London - The Americans are advancing on Baghdad but their gains may be a sign the Iraqis are pulling back to reinforce the capital for a "mother of all urban warfare" showdowns, analysts said on Thursday.

"I'm not quite certain they have outflanked the Republican Guards divisions," said William Hopkinson, of the London-based think tank the Royal Institute of International Affairs, referring to the elite Iraqi troops guarding the approaches to Baghdad.

"If they had destroyed them, you'd expect to see a lot more litter," such as destroyed tanks and even dead bodies, he said about US reports that two Republic Guard divisions have been destroyed.

Hopkinson said that even if "50% of the Republican Guards have withdrawn intact, that is not good news."

The New York Times quoted a senior American military officer in Washington saying that "the enemy is taking what forces he can muster and is ordering them back into the city...for a last stand".

US forces had moved into the outskirts of Baghdad on Thursday and were poised outside the airport, as the war to oust President Saddam Hussein entered its third week.

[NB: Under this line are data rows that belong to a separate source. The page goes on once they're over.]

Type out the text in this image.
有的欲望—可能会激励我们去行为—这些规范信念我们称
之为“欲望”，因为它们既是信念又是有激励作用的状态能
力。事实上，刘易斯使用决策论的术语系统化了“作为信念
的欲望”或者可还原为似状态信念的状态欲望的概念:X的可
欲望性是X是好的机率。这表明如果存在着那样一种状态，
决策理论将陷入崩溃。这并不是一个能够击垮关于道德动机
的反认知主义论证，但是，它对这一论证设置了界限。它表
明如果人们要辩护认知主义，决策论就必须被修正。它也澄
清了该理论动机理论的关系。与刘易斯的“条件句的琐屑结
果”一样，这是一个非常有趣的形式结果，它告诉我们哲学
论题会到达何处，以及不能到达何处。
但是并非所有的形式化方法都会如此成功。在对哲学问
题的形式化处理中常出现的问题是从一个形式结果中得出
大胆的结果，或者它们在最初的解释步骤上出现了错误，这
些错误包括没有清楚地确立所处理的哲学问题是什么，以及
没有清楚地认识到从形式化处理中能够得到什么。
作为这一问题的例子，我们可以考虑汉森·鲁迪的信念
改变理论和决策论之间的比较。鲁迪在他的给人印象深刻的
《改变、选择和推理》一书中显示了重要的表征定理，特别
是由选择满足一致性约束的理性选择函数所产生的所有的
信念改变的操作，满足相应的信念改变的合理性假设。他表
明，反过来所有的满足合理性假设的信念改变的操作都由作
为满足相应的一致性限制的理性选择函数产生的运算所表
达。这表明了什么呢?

Movement within Baghdad itself

In a two-pronged attack Wednesday, US troops passed through a tight strip of desert southwest of Baghdad at Karbala, while Marines crossed the Tigris river to the southeast, crushing sections of the Republican Guard.

The Baghdad and Medina divisions of the Republican Guard, considered Iraq's best trained and most motivated troops, were "no longer credible forces" but have been reinforced with regular Iraqi army forces, US Major General Stanley McChrystal, Joint Staff vice director of operations, said in Washington.

Cliff Beal, editor of the prestigious military magazine Jane's Defense Weekly, said there "appears to be movement within Baghdad itself, the setting up of artillery, an increasing trempo in defending the city".

But he said it was "too soon to tell" what all this meant.

He said the Iraqis have "played a bad hand well" as they are so clearly outgunned by invading US-British forces.

The Iraqis know their "ultimate defence is the urban area," where the technological advantage of US and British troops is diminished and where growing civilian casualties would cause the allies political problems in continuing their offensive.

The battle for Baghdad "could be the largest example of urban combat seen since Grozny", referring to the Russian army's storming of the Chechen capital.

He said the Russian option, namely leveling a city or large parts of it to rubble, was not something the coalition could afford politically to do and that in any case "it didn't solve things for the Russians. They still took heavy casualties".

The New York Times reported that the US goal is to move its troops to the entrance to Baghdad and prepare for the final battle inside the city.

Beal said this did not mean the final push on Baghdad was imminent, as the encirling of the southern city of Basra by British troops has not led to a drive into the city for fear of civilian casualties.

Beal said Saddam's regime was in desperate straits and was looking for public relations coups.

Saddam "knows he can't win this in terms of full firepower so he has to continue to win on the public opinion side.

"He can do this by portraying troops as invaders who take innocent lives," Beal said.

Former Nato commander in Europe US general Wesley Clark said, however, in the London Times newspaper on Thursday that coalition forces cannot wait too long to attack Baghdad since delays only allow "anger in the Arab world" to increase.

"The sooner we gain and occupy the Iraqi capital, the better. It will not be the last fight in this campaign (for the hearts and minds of the Iraqi people, and Arabs everywhere) but it is the fight we have to win now," Clark said.